Пусть силой, крепостию дивной
Он превзойдет Циклопов всех,
Пусть будет быстр, как ветр пустынный,
И упредит Борея бег...
Герой, в ряду дружины ратной
Трясущий грозно копием,
Есть дар от неба благодатный
Отечеству, народам всем!
Пусть силой, крепостью телесной
Он диво — богатырь в рядах;
Пусть быстротою стоп чудесной
Он ветры упреждал в полях...
Герой, в ряду дружины ратной
Трясущий грозно копие, —
Се! дар от неба благодатный,
Се, Спарта, счастие твое!
Мерзляковские переводы из Тиртея не прошли незамеченными: П. А. Вяземский в 1810 году в связи с выходом «Образцовых русских сочинений» упрекал составителя этой хрестоматии Жуковского: «Зачем не напечатали вы прекрасного перевода Мерзлякова Тиртеевых од?»[1] Пропуск этот, очевидно, был не случаен: героическая гражданская лирика была чужда Жуковскому.
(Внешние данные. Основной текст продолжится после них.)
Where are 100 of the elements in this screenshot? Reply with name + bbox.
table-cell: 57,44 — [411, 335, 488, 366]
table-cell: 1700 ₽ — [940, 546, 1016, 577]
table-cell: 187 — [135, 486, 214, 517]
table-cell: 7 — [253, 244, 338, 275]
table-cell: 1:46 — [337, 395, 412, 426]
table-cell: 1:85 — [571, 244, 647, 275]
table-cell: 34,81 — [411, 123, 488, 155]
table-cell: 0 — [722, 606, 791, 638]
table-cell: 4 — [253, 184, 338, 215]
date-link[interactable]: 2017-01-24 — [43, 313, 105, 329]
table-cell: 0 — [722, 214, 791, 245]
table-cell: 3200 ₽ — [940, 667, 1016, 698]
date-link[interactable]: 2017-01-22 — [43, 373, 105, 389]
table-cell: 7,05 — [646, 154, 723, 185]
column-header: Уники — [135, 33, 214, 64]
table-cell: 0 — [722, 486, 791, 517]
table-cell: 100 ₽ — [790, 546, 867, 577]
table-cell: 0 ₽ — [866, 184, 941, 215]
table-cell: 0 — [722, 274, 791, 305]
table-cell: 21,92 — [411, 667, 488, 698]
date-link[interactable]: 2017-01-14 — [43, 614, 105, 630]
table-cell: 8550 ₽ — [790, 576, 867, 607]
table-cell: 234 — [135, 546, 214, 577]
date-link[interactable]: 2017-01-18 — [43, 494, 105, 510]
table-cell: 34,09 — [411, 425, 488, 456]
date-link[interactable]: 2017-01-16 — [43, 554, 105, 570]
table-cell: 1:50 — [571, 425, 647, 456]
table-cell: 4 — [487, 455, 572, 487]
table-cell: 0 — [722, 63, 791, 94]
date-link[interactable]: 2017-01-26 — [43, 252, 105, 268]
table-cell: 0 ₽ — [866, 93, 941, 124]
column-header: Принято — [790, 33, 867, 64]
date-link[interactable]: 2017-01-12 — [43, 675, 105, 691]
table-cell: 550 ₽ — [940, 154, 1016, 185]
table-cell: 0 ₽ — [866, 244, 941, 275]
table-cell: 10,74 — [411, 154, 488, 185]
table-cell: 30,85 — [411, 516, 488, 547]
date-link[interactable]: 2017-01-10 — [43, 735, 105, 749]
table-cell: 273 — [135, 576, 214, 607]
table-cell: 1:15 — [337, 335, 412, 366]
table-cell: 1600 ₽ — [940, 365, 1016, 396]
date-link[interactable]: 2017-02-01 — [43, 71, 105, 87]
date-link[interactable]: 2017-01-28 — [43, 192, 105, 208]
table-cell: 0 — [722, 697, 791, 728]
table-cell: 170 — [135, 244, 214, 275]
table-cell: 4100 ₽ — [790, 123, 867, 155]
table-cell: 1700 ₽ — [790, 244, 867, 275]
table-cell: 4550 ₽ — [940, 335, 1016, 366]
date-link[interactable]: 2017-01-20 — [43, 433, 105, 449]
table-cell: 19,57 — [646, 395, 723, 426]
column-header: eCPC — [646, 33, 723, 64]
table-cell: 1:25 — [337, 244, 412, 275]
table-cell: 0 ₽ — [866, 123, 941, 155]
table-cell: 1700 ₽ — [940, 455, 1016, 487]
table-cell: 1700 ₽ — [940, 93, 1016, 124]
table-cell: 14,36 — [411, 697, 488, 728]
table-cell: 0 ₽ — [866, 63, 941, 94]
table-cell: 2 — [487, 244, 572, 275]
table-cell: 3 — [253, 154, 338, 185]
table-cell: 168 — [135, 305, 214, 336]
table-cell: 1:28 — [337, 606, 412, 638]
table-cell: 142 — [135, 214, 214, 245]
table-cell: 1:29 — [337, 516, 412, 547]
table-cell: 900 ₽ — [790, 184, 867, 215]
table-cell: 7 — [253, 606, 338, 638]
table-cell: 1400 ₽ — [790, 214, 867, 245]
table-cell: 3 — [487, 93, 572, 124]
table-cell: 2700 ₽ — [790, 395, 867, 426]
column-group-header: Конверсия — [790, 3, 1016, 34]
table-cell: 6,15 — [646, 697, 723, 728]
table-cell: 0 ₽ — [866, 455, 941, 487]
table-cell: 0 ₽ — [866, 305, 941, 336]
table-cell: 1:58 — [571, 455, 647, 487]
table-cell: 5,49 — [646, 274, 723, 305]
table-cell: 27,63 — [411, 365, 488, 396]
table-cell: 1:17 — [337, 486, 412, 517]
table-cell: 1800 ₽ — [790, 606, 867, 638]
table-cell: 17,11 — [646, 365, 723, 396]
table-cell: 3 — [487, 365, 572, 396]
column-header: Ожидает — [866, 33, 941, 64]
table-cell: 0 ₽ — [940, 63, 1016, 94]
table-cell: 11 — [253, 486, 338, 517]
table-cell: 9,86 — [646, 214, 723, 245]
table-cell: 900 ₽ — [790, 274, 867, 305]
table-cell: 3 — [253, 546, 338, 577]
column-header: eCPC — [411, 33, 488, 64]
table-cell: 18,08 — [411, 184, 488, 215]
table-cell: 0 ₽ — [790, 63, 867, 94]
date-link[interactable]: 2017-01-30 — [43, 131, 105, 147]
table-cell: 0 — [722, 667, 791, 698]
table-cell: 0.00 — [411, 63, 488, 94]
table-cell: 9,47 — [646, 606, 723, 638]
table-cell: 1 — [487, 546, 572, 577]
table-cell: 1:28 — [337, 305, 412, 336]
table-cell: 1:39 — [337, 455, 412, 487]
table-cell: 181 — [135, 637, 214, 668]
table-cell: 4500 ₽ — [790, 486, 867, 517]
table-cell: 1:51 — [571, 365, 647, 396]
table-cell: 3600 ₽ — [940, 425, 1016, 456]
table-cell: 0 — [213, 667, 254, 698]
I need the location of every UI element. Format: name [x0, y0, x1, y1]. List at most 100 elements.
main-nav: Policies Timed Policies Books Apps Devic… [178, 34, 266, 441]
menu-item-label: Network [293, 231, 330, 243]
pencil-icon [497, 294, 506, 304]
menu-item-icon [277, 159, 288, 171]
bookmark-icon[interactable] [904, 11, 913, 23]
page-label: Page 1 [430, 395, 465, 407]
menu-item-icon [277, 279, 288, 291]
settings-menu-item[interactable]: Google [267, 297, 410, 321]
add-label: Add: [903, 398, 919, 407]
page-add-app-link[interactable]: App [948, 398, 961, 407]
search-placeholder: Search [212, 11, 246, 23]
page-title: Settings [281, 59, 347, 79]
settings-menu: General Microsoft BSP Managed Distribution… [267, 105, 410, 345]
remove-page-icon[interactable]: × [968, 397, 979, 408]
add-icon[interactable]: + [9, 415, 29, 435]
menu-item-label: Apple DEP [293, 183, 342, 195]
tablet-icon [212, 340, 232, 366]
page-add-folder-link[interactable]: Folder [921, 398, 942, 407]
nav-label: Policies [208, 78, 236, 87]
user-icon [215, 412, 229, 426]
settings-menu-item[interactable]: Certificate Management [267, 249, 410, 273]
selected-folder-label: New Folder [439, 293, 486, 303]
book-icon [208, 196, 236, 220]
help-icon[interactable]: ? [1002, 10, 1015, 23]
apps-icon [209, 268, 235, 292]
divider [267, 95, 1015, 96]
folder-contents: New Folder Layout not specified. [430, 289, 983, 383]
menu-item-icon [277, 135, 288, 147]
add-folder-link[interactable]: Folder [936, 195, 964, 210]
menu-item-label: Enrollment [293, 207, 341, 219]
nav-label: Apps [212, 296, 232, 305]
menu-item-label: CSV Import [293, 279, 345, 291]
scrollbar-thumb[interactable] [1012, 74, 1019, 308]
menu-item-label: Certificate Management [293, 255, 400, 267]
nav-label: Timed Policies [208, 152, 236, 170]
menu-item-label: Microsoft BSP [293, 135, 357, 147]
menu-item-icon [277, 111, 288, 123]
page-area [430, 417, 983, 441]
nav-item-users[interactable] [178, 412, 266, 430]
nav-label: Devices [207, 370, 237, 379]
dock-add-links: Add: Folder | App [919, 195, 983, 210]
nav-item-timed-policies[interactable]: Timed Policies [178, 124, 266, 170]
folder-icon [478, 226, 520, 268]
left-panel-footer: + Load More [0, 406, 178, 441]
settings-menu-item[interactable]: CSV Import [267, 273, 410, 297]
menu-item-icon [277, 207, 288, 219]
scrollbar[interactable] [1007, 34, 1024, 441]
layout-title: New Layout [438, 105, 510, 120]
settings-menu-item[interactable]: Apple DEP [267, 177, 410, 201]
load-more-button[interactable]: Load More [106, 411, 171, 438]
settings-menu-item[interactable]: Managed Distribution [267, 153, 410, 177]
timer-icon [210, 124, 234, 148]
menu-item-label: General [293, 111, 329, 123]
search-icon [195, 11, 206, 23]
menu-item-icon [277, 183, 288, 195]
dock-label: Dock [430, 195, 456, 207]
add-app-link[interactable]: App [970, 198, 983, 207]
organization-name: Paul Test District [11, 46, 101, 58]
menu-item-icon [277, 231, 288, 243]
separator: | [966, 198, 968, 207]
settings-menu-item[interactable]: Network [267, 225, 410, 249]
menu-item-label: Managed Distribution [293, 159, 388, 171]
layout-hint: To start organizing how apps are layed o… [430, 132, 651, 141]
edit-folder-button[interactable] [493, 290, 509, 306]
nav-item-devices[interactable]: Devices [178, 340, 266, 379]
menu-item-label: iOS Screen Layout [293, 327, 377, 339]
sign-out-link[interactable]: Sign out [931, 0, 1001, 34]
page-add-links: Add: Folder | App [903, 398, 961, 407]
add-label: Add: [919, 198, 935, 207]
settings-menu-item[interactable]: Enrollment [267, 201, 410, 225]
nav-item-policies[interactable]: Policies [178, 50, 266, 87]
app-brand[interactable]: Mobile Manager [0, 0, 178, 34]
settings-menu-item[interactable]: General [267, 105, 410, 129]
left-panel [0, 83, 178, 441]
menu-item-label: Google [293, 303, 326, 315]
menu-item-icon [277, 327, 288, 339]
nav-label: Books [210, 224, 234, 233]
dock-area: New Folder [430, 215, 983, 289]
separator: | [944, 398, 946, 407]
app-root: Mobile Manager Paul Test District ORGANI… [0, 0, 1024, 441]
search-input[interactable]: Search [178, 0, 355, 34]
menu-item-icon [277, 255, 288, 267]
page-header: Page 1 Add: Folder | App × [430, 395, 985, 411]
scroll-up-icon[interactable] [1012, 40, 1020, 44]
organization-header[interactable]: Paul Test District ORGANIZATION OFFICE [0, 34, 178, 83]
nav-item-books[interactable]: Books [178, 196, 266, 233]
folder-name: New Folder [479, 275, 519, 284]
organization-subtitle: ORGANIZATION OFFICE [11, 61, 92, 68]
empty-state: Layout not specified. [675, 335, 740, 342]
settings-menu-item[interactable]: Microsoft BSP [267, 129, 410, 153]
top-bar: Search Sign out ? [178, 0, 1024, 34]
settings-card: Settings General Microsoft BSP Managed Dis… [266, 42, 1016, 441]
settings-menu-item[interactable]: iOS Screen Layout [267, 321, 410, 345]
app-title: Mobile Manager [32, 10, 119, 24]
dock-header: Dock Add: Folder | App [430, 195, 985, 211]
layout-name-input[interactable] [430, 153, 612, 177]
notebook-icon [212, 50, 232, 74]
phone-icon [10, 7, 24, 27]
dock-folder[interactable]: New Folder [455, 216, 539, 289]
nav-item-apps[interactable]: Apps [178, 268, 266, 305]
Однако вскоре и сам Жуковский, оказавшись в 1812 году в центре военных событий, под влиянием кружка А. С. Кайсарова (А. С. Кайсаров был директором типографии штаба Кутузова) обратился к героической лирике, и опыт переводов Мерзлякова был им, бесспорно, учтен. Характерно, что после создания «Певца во стане русских воинов» за Жуковским утвердилось прозвище Тиртея.[1]
Как мы видели, политические воззрения Мерзлякова в этот период во многом совпадали со взглядами Андрея Тургенева. Однако в воззрениях друзей имелись и отличия. Демократическое происхождение Мерзлякова, воспитание, поприще университетского преподавателя, на которое он уже вступал, придавали и мыслям его, и всему жизненному облику характерные черты, разночинного интеллигента конца XVIII — начала XIX веков. Исключая Андрея Тургенева, друзьями Мерзлякова на всем протяжении его жизненного пути оказывались такие же, как он сам, разночинцы, выбившиеся к вершинам образования и искусства, — артисты, писатели, профессора. Через Мерзлякова и Андрей Тургенев знакомился с этой средой и, бесспорно, испытывал ее влияние. Характерно, что именно на квартире у Мерзлякова он встречался с Нарежным и спорил с ним о Шиллере. Через Мерзлякова, видимо, протянулась нить к И. Е. Срезневскому. [2] Не случайно поэтому то, что, если в постановке проблем политического свободомыслия Мерзляков шел за Андреем Тургеневым, то в интересе к другому существенному вопросу — народности — оказывался его руководителем.
Проблема народного, национально-самобытного искусства остро встала в литературных дискуссиях Дружеского литературного общества. Интерес к фольклору как средству создания национально-самобытной культуры был свойствен и Мерзлякову. «О, каких сокровищ мы себя лишаем! — писал Мерзляков в 1808 году. — В русских песнях мы бы увидели русские нравы и чувства, русскую правду, русскую доблесть, — в них бы полюбили себя снова и не постыдились так называемого первобытного своего варварства. — Но песни наши время от времени теряются, смешиваются, искажаются и наконец совсем уступают блестящим безделкам иноземных трубадуров. — Неужели не увидим ничего более подобного несравненной песне Игорю?»[1]